The Official WL Studio Theatre blog

Saturday, May 29, 2004

Reporting live from Quesnel...

It's 1:42 on Saturday. Our Friday night performance is done. The Saturday morning coffee critique is done. Post-coffee-critique lunch (Granville's) is done. We're all now officially off-duty. All we have to do now is relax, drink, and wait to take home some awards.

The trip up yesterday went well enough -- I travelled with Andrew Rook in the u-haul carrying the entirety of our set -- though we did have a brief encounter with some potentially bad karma on the journey. A family of geese decided that the middle of the highway was a perfectly good place to stop for a rest. By the time we figured out what it was on the road we were hurtling towards, there wasn't any time to avoid them (without running the risk of putting ourselves in danger) and...well, I don't know how to put this delicately...let's just say that not all the baby geese survived.

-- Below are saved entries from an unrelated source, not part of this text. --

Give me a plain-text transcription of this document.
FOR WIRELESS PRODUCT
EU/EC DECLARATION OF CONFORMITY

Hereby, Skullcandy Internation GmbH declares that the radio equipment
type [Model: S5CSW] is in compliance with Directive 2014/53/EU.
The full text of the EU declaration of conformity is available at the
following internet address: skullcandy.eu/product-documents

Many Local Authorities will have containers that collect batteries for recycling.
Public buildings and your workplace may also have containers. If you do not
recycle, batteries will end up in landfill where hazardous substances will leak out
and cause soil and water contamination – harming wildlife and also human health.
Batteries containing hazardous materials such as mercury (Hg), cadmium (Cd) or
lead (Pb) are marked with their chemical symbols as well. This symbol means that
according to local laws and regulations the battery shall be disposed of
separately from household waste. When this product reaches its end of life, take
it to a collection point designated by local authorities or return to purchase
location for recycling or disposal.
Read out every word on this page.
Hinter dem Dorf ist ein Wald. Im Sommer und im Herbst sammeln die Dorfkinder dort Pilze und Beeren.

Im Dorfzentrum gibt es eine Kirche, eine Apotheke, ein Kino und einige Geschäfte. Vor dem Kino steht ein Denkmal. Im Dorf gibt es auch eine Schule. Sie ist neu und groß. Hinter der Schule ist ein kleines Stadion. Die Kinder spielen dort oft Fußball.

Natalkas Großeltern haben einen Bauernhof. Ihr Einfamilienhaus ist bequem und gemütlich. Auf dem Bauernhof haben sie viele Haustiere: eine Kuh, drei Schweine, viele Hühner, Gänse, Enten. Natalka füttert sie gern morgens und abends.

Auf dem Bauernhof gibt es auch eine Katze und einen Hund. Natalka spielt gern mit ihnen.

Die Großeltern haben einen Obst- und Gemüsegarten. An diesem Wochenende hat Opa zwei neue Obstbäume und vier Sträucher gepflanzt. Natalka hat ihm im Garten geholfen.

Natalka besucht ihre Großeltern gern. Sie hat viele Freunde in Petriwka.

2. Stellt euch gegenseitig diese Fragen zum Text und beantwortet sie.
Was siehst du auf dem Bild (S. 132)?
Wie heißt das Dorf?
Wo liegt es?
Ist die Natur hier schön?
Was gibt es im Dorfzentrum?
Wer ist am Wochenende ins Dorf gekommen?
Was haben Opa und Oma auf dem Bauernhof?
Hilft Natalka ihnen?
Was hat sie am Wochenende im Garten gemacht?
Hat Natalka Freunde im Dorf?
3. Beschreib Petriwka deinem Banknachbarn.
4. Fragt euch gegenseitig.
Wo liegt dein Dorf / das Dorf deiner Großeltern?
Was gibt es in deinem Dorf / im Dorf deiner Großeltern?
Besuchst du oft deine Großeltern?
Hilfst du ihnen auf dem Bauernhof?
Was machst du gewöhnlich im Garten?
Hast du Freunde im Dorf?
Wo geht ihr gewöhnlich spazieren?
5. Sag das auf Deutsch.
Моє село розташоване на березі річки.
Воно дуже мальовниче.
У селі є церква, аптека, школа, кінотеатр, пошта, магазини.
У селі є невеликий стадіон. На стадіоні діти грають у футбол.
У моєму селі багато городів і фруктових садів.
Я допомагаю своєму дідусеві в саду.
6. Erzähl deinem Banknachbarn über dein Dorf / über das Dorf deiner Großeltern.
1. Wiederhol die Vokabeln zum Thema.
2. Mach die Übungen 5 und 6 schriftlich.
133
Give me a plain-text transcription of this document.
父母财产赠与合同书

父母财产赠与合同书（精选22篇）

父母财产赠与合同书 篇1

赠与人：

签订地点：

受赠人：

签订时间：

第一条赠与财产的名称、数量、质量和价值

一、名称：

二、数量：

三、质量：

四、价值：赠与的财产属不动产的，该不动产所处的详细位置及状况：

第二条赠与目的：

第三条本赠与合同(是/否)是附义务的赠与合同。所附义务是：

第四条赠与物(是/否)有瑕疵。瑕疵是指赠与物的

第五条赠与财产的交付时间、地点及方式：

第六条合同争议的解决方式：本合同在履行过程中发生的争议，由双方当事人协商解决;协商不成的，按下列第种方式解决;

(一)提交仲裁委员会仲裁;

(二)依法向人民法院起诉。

Being someone who gets emotionally shaken up everytime I kill a spider, the death of a few baby geese didn't sit terribly well with me. But there wasn't a whole lot that either of us could have done (well, even less that I could have done, being a passenger and, therefore, relatively useless).

We kept the story of the geese to ourselves until after the performance. No sense in spreading any of that bad karma around.

And, as it turned out, the bad karma had zero effect on the performance, which was fantastic, complete with a responsive audience of about 40 people (which, I think, actually beats any of the houses from WL, except *possibly* that last Saturday night).

We weren't completely free of technical issues. The TVs refused to work properly (*that* was probably Karma related) and at about 6:50, I gave up on getting them all functioning, and just ran with a single working television, arguing that one is leaps and bounds better than none.

Outside of that, there were a couple of small lighting glitches and one small sound glitch, but for a set that was put together in four hours in a space we had never used before, I couldn't possibly ask for any more than what we got last night. And in the good karma department, it appeared that we had a couple of folks depart at intermission. Which might not normally be taken as a good omen, but given that we had at least a few departures during our run in Williams Lake, this just struck me as further evidence that we were *on* last night, hitting them where it hurt (though, according to the adjudicator, we should have been hitting them harder and more violently...which I don't disagree with, but I'm not sure we could have survived having any more people storm out at intermission during our WL run...)

Anyway, to put it simply, we had a fantastic show last night.

Same can be said for the critique this morning. The adjudicator was carefuly to ensure that we were all aware that we had put together a great show, and the issues he wanted to discuss were just in relation to taking it just one or two steps further, and making the show just that small little bit better. And I really had no disagreements with anything that he had to say about improving the show. In fact, I often found myself shocked at his brilliant suggestions that had simply never even entered my mind.

So, mission accomplished. The coffee critique was the exact learning experience that I was hoping it would be. No one got ripped apart, no one took offense to anything that was said, and I learned a whole bunch of valuable stuff that I'll be taking with my into the next play I have anything to do with.

Thanks again to the Studio Theatre for giving me the go ahead to do this play in the first place, and then continuing to spend money on this gigantic loser in order to bring it Quesnel. I've had a fantastic time, and I'm looking forward to the banquet tonight.

The hard part is done. It's downhill from here. Or uphill. Dammit, I can never remember which one it is. Uphill...downhill...whatever.

Photos to come as soon as I return to WL.